You're on a ski trip and you want a fleece for the lodge, a shell on the mountain, and an insulated parka for the evenings in town. This is the ideal environment for the component jacket. Every outdoor brand has their own term for it; Triclimate, Interchange, Trifecta, 3-in-1, but they all mean the same thing; a shell with a liner that zips out and can be worn separately.
The main reasons for buying a component jacket are economical and practical. As a rule, buying a similar shell and liner separately from the same brand will cost 30 to 50% more. The overall feature set of the component product won't be quite as nice as the separates, but the fit and integration will be very good. The ability to throw the shell on over top then take the whole thing off as one piece is convenient, or when space is at a premium but conditions are changing.
Deciding which component jacket is right for you will require some careful shopping, because the combinations can be confusing. The majority of component jackets have a waterproof shell, but not all. The integration system might allow other jackets from that brand to mate up, but not necessarily. A component jacket intended for skiing may have features like a powder skirt and goggle wipe that are not valuable to you, even though the liner is just what you had in mind.
The liners will closely resemble other light jackets from the brand, but may have a different feature set or style, to better match the shell.
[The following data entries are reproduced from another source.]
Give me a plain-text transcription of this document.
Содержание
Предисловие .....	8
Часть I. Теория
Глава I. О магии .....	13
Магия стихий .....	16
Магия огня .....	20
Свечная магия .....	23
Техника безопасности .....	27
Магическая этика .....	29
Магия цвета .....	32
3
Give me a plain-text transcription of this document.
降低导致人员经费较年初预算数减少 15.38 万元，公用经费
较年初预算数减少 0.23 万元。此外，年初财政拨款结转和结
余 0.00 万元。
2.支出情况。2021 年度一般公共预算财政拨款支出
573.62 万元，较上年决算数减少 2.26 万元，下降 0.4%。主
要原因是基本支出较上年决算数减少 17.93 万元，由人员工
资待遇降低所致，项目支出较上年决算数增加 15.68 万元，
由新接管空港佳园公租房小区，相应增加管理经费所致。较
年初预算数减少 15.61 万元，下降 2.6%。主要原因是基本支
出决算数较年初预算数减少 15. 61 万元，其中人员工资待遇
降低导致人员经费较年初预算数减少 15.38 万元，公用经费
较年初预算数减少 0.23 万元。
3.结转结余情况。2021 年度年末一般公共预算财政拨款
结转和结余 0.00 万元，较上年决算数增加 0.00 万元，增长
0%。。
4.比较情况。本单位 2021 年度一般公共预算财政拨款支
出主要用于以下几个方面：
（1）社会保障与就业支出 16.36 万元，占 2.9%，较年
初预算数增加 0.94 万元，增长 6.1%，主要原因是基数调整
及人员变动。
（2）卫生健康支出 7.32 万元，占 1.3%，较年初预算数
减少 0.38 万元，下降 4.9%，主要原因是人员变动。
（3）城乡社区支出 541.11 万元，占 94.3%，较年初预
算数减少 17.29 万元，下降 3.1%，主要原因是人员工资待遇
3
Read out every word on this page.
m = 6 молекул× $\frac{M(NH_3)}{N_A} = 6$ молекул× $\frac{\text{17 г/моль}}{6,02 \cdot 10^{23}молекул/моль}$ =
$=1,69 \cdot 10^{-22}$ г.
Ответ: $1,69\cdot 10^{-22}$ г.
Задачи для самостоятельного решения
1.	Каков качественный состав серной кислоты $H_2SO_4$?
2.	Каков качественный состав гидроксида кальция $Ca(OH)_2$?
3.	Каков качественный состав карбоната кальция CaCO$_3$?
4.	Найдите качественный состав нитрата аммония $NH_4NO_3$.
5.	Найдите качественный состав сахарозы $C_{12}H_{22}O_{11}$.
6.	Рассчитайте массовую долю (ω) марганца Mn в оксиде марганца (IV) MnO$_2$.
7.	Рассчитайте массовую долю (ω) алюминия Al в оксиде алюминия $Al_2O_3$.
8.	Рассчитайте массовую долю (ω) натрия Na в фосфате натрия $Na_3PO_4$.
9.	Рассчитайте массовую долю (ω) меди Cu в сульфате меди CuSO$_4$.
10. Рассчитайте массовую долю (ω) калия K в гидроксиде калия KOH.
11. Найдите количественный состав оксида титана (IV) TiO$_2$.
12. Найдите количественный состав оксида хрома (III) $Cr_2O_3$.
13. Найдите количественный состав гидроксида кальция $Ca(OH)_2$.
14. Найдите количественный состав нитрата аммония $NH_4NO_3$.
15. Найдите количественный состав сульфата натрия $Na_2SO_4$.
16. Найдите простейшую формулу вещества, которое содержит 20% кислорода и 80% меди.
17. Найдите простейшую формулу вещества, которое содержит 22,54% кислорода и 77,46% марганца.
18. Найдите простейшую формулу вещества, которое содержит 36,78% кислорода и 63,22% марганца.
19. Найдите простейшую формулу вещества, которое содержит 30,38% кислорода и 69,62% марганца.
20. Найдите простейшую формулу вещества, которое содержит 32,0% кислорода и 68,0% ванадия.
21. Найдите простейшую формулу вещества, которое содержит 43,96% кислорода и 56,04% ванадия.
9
Liner options:
Acrylic Knit - least bulk and warmth, very light, good wicking
Standard fleece - excellent utility, good insulation but not very compressible
Windproof fleece - can create a 'vapor barrier' that keeps moisture inside, but liner can be a good standalone
Softshell - similar to windproof fleece but adds water resistance as standalone
High loft synthetic - warmer than previous options, good range of motion, low breathability
Down - best and lightest insulation, highly compressible, can feel very puffy
The most important decision to make early on is what liner you want, based on what you need or will wear separately. The weight and bulk of the liner will inform the fit and feel of the combination, but if you never wear the liner solo, you've lost some of the value of the component system. As of this writing, no brand has figured out a 'build your own' component jacket system at the prices they offer now, so you may end up with a liner you really like that comes with a shell you're not as excited about. If the combination really bugs you, check the rest of that brand's line- you may be able to build your own, but it will cost considerably more.
Expect that the combined jacket will feel a bit heavy and your range of motion will feel restrained, because you are wearing a lot of layers, all moving and shifting. The fit and performance are improved if you unzip the liner from the shell and zip it up separately. This will keep more heat inside the inner layers, and allow the body of the liner to move independently. Make sure to try all three variations of the jacket you like best, noting that the shell will be a more generous fit without the liner. The final decision will be made at the intersection of comfort, features, and price, but remember that while the satisfaction of savings is forgotten, the value of quality is remembered.